Untreated left-to-right shunts may lead to pulmonary artery hypertension (PAH). Over time, chronic PAH can induce remodeling of the pulmonary vasculature, elevating resistance. Eventually, this increased resistance can reverse the shunt flow from left-to-right to right-to-left, resulting in systemic circulation of deoxygenated blood, a condition known as Eisenmenger syndrome.
A small VSD often remains asymptomatic but may manifest through audible cardiac sounds. Specifically, a systolic ejection murmur or a holosystolic murmur can be detected during cardiovascular examination.
Reversal of flow in an atrial septal defect (ASD) or patent foramen ovale (PFO) can lead to severe complications, such as paradoxical embolism. This condition allows venous clots or particles to enter the systemic circulation, posing a risk for cryptogenic stroke.

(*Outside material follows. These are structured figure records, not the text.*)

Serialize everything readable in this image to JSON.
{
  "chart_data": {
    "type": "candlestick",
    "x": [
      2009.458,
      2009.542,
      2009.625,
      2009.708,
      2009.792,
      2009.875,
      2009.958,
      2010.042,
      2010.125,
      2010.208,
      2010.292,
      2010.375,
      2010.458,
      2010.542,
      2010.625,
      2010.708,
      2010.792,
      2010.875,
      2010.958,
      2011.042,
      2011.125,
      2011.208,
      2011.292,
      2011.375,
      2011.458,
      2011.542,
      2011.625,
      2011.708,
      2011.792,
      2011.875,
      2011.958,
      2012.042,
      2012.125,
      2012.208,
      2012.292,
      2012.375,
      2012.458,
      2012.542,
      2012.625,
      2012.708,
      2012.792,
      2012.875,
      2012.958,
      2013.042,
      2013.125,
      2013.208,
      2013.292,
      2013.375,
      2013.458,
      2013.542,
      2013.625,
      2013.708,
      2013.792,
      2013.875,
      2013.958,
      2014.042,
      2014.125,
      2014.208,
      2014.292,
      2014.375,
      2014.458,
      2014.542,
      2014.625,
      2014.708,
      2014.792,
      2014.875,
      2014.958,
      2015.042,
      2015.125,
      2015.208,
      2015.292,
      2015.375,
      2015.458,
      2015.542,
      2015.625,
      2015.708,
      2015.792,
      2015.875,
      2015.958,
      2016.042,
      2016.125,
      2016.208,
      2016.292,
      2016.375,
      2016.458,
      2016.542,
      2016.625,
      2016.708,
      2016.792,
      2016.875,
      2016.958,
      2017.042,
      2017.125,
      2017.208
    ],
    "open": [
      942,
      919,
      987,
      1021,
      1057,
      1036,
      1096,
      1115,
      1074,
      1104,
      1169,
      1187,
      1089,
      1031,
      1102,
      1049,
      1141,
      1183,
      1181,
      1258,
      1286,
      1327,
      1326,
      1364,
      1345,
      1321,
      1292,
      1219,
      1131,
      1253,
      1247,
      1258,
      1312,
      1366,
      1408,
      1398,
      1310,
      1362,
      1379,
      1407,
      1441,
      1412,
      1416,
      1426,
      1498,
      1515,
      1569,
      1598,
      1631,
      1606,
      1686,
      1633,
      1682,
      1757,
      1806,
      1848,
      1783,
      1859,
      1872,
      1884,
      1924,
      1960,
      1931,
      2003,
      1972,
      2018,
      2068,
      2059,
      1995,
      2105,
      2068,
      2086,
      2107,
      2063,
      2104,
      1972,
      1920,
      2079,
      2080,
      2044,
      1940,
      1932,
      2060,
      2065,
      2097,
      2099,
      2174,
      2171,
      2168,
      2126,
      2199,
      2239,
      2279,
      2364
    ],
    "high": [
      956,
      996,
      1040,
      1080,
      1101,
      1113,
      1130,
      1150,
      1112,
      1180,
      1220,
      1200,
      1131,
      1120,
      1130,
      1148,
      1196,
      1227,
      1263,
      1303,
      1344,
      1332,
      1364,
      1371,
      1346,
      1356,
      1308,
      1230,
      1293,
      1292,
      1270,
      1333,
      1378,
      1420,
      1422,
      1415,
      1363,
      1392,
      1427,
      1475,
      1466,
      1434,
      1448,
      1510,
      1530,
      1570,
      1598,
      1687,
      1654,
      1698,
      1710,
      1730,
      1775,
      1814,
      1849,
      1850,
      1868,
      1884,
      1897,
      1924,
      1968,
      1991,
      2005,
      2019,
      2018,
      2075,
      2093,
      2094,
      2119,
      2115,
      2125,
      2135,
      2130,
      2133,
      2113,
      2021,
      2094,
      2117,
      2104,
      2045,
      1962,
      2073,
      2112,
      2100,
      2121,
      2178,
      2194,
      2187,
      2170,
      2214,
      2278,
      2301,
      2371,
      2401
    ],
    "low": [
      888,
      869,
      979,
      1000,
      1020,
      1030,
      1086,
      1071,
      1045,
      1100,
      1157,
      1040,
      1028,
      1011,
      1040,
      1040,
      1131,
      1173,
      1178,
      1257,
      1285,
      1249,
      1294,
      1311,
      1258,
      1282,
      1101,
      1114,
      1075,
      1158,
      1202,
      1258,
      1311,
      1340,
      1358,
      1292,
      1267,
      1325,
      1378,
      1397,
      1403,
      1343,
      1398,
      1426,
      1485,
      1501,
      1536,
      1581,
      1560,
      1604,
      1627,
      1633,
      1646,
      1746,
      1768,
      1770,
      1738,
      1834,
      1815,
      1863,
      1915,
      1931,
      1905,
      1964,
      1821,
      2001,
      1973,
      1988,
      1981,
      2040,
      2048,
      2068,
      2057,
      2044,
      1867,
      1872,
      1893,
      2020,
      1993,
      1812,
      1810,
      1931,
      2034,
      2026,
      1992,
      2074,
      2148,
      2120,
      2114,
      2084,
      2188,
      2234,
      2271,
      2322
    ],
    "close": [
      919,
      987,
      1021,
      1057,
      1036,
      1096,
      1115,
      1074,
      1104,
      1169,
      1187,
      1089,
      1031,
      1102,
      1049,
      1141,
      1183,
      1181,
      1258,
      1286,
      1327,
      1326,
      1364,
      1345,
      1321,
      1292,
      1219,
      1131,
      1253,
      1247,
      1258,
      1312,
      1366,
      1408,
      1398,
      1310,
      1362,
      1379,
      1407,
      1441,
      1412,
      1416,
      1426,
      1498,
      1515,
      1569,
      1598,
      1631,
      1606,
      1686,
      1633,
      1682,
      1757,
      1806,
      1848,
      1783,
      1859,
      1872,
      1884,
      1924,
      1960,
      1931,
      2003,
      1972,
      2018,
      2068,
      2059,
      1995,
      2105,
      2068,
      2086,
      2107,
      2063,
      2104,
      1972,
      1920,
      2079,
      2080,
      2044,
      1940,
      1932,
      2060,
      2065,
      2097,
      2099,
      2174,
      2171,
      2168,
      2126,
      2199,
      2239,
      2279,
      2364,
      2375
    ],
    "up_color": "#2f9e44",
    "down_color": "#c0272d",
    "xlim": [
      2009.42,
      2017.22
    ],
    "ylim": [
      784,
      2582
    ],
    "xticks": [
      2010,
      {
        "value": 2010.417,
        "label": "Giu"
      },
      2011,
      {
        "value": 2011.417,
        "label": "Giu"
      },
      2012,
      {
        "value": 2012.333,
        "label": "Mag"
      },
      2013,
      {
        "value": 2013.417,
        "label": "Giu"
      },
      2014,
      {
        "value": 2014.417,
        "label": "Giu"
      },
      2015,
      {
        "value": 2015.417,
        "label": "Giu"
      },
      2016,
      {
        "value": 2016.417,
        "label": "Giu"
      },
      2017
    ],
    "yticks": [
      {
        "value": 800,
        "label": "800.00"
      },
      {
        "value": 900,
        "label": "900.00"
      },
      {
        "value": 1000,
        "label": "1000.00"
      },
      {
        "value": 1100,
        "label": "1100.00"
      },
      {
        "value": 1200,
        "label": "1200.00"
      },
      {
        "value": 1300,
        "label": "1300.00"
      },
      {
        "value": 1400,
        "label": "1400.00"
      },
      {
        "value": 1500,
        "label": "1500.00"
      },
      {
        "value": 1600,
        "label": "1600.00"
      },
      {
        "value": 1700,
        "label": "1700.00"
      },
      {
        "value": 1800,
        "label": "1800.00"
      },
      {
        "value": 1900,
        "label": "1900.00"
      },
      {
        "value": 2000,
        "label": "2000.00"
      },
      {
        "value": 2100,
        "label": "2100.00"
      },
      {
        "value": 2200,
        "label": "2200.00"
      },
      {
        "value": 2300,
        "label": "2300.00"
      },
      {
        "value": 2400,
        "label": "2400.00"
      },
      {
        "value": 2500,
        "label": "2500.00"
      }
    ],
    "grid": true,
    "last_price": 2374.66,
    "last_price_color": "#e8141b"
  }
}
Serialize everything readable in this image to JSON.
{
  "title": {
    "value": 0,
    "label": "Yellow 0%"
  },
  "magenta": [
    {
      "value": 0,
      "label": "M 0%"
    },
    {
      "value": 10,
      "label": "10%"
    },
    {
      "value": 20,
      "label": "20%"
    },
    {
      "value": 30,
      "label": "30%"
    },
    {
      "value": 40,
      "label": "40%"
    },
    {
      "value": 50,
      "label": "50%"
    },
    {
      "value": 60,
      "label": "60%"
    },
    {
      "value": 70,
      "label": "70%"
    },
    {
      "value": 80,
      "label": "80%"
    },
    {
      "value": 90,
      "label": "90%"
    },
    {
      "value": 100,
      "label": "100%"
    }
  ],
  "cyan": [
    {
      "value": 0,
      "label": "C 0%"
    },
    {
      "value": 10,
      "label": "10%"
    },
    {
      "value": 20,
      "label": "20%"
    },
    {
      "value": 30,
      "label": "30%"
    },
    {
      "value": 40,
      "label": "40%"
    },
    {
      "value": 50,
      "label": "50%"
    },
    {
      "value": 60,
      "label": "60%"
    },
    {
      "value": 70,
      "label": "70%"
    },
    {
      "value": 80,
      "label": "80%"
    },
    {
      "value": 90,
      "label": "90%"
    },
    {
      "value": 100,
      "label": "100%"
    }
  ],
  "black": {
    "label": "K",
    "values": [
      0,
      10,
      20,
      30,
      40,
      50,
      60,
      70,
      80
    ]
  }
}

Coarctation of the aorta can result in hypertension, heart failure, and blood pressure discrepancy between the upper and lower extremities. Additional signs may include delayed lower extremity pulses and lower extremity claudication. Severe cases can cause cyanosis in the lower extremities and may display inferior "rib notching" on a chest X-ray due to collateral circulation. Aortic coarctation can associated with a bicuspid aortic valve.